Manage Schemas

A schema defines the structure of the data format, and it describes the data. Schemas are registered and managed by Schema Registry.

Confluent for Kubernetes (CFK) provides the Schema custom resource definition (CRD). With the Schema CRD, you can declaratively create, read, and delete schemas as Schema custom resources (CRs) in Kubernetes.

A Schema CR represents the state of a schema subject and is used to manage the versions that belong to the subject. This includes creating and deleting subjects and schema versions.

Schema CRs can only manage new subjects created by CFK and not any pre-existing schemas.

The state of a Schema CR status represents the latest version of the schema subject.

Each Schema CR is mapped to a schema subject version in Schema Registry.

A schema can be in one of three formats:

  • Protocol Buffers
  • JSON
  • Avro (default)

See Schema Registry Overview for detailed information about Schema Registry and schemas.

Prerequisites

  • Deploy Schema Registry before you create schemas as schemas are managed in Schema Registry.
  • Get the information about the Schema Registry that you need when configuring Schema CRs:
    • Schema Registry REST API endpoint
    • Authentication configurations
    • Authentication credentials to the Schema Registry

Create and register a schema for a new subject name

Register a schema for a new subject name by creating a new Schema CR.
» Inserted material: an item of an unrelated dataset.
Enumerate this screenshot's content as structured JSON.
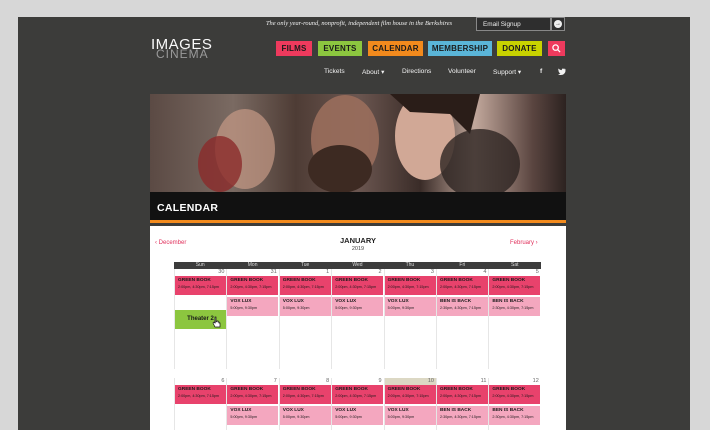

When creating the schema, you must specify:

  • Subject name
  • Data format: Avro, JSON, or Protobuf
  • Schema content as a file

When you register the first schema for a subject name, that schema is assigned version number 1.

To create a schema:

  1. Create a Kubernetes ConfigMap resource containing the schema. For example:

    apiVersion: v1
    kind: ConfigMap
    metadata:
      name: schema-config
      namespace: operator
    data:
      schema: |
        {
          "namespace": "io.confluent.examples.clients.basicavro",
          "type": "record",
          "name": "Payment",
          "fields": [
            {"name": "id", "type": "string"},
            {"name": "amount", "type": "double"},
            {"name": "email", "type": "string"}
          ]
        }
    
  2. Create a Schema CR. The following is the structure of the Schema CR:

    spec:
      data:
        configRef:                   --- [1]
        format:                      --- [2]
    
      schemaReferences:
        subject:                     --- [3]
        version:                     --- [4]
        format:                      --- [5]
    
        avro:
          avro:                      --- [6]
    
        json:
          url:                       --- [7]
    
        protobuf:
          file:                      --- [8]
    
      schemaRegistryClusterRef:      --- [9]
    
      schemaRegistryRest:            --- [10]
    
      annotations:
        platform.confluent.io/hard-delete-versions --- [11]
        platform.confluent.io/soft-delete-versions --- [12]
    
    • [1] Required. The name of the ConfigMap you create in the previous step.
    • [2] Required. The format of the encoded schema. Supported values are avro, json, and protobuf.
    • [3] The subject name of the referenced schema through the configRef.
    • [4] The version of the referenced schema subject.
    • [5] The format of the referenced schema. Supported values are avro, json, and protobuf.
    • [6] The fully qualified name of the referenced schema.
    • [7] The referenced JSON schema name.
    • [8] The file name of the references Protobuf schema.
    • [9] The name of the Schema Registry cluster this schema belongs to. See Discover Schema Registry using Schema Registry CR name.
    • [10] The REST API connection configuration. See below. See Discover Schema Registry using Schema Registry endpoint.
    • [11] Set to a list of schema subject version numbers to hard delete.
    • [12] Set to a list of schema subject version numbers to soft delete.
  3. Apply the Schema CR:

    kubectl apply -f <Schema CR>
    

Discover Schema Registry

Using one of the following methods, a schema can discover which Schema Registry cluster it belongs to:

Discover Schema Registry using Schema Registry CR name

To auto discover the Schema Registry for the schema, set the following in the Schema CR:

spec:
  schemaRegistryClusterRef:
    name:                        --- [1]
    namespace:                   --- [2]
  • [1] Required. The name of the Schema Registry cluster this schema belongs to.
  • [2] Optional. The namespace where the Schema Registry cluster is running if different from the namespace this schema is being created in.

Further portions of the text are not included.